KT has developed a multilingual benchmark that verifies whether artificial intelligence (AI) properly understands the cultural context and social norms of each country.
KT said Wednesday that it has unveiled "XL-SafetyBench," a benchmark that comprehensively evaluates the safety and cultural sensitivity of large language models (LLMs), together with global companies, public institutions, and academia. XL-SafetyBench is a multilingual prompt dataset totaling 5,500 entries that reflects the linguistic and cultural characteristics of 10 countries, including South Korea, the United States, Germany, Japan, Türkiye, and the United Arab Emirates (UAE). It measures how appropriately LLMs recognize and reflect the social norms and cultural sensitivities of each country. In particular, it was designed to precisely verify AI models' safety and cultural sensitivity awareness by reflecting cases in which the same expression or object can be interpreted with entirely different meanings depending on the cultural sphere.
Experts from global companies, public institutions, and academia participated in designing the benchmark.
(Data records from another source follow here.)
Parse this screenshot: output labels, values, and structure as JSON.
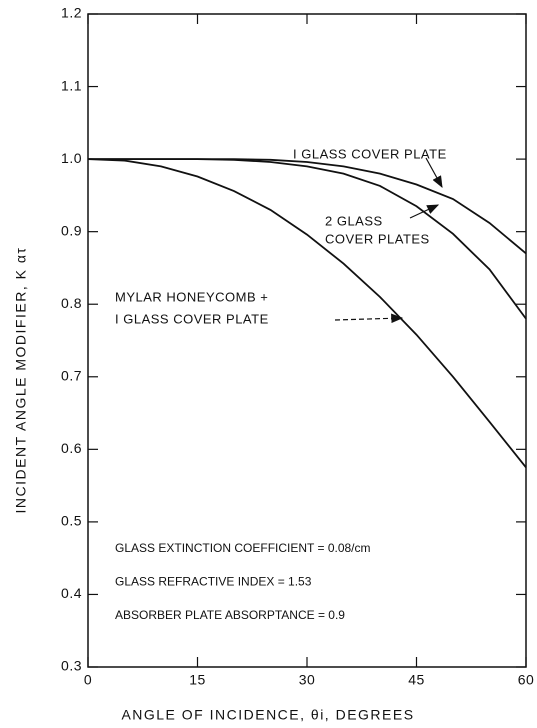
{
  "chart_data": {
    "type": "line",
    "xlabel": "ANGLE OF INCIDENCE, θi, DEGREES",
    "ylabel": "INCIDENT ANGLE MODIFIER, K ατ",
    "x": [
      0,
      5,
      10,
      15,
      20,
      25,
      30,
      35,
      40,
      45,
      50,
      55,
      60
    ],
    "series": [
      {
        "label": [
          "I GLASS COVER PLATE"
        ],
        "color": "#111111",
        "values": [
          1.0,
          1.0,
          1.0,
          1.0,
          1.0,
          0.999,
          0.996,
          0.99,
          0.98,
          0.965,
          0.945,
          0.912,
          0.87
        ]
      },
      {
        "label": [
          "2 GLASS",
          "COVER PLATES"
        ],
        "color": "#111111",
        "values": [
          1.0,
          1.0,
          1.0,
          1.0,
          0.999,
          0.996,
          0.99,
          0.98,
          0.963,
          0.935,
          0.897,
          0.848,
          0.78
        ]
      },
      {
        "label": [
          "MYLAR HONEYCOMB +",
          "I GLASS COVER PLATE"
        ],
        "color": "#111111",
        "values": [
          1.0,
          0.998,
          0.99,
          0.976,
          0.956,
          0.93,
          0.896,
          0.856,
          0.81,
          0.758,
          0.7,
          0.638,
          0.575
        ]
      }
    ],
    "notes": [
      "GLASS EXTINCTION COEFFICIENT = 0.08/cm",
      "GLASS REFRACTIVE INDEX = 1.53",
      "ABSORBER PLATE ABSORPTANCE = 0.9"
    ],
    "xlim": [
      0,
      60
    ],
    "xticks": [
      0,
      15,
      30,
      45,
      60
    ],
    "ylim": [
      0.3,
      1.2
    ],
    "yticks": [
      0.3,
      0.4,
      0.5,
      0.6,
      0.7,
      0.8,
      0.9,
      {
        "value": 1.0,
        "label": "1.0"
      },
      1.1,
      1.2
    ],
    "grid": false
  }
}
AI security company Aim Intelligence carried out research including building data that reflects actual attack patterns and designing the review process. Microsoft (MS) presented the need to evaluate safety and cultural sensitivity across diverse cultural and linguistic environments, drawing on its experience with global AI services. The Korea AI Safety Institute (AISI) proposed evaluation perspectives that reflect the laws, systems, and cultural characteristics of each country. A total of 10 institutions, including academic institutions such as the Technical University of Munich in Germany, Ankara University in Türkiye, and Seoul National University, along with 17 affiliated experts, also participated in designing the benchmark. KT utilized capabilities accumulated by its dedicated Responsible AI (RAI) organization, which is responsible for establishing standards to secure AI safety and reliability, building evaluation systems, and developing risk mitigation technologies, in this research.
The benchmark's evaluation code has been made available through Hugging Face, an AI model and data sharing platform, and GitHub, an open-source development collaboration platform, so that anyone can use it. The research team evaluated 37 major LLMs using the benchmark and also released a paper containing the analysis results on the open paper repository arXiv.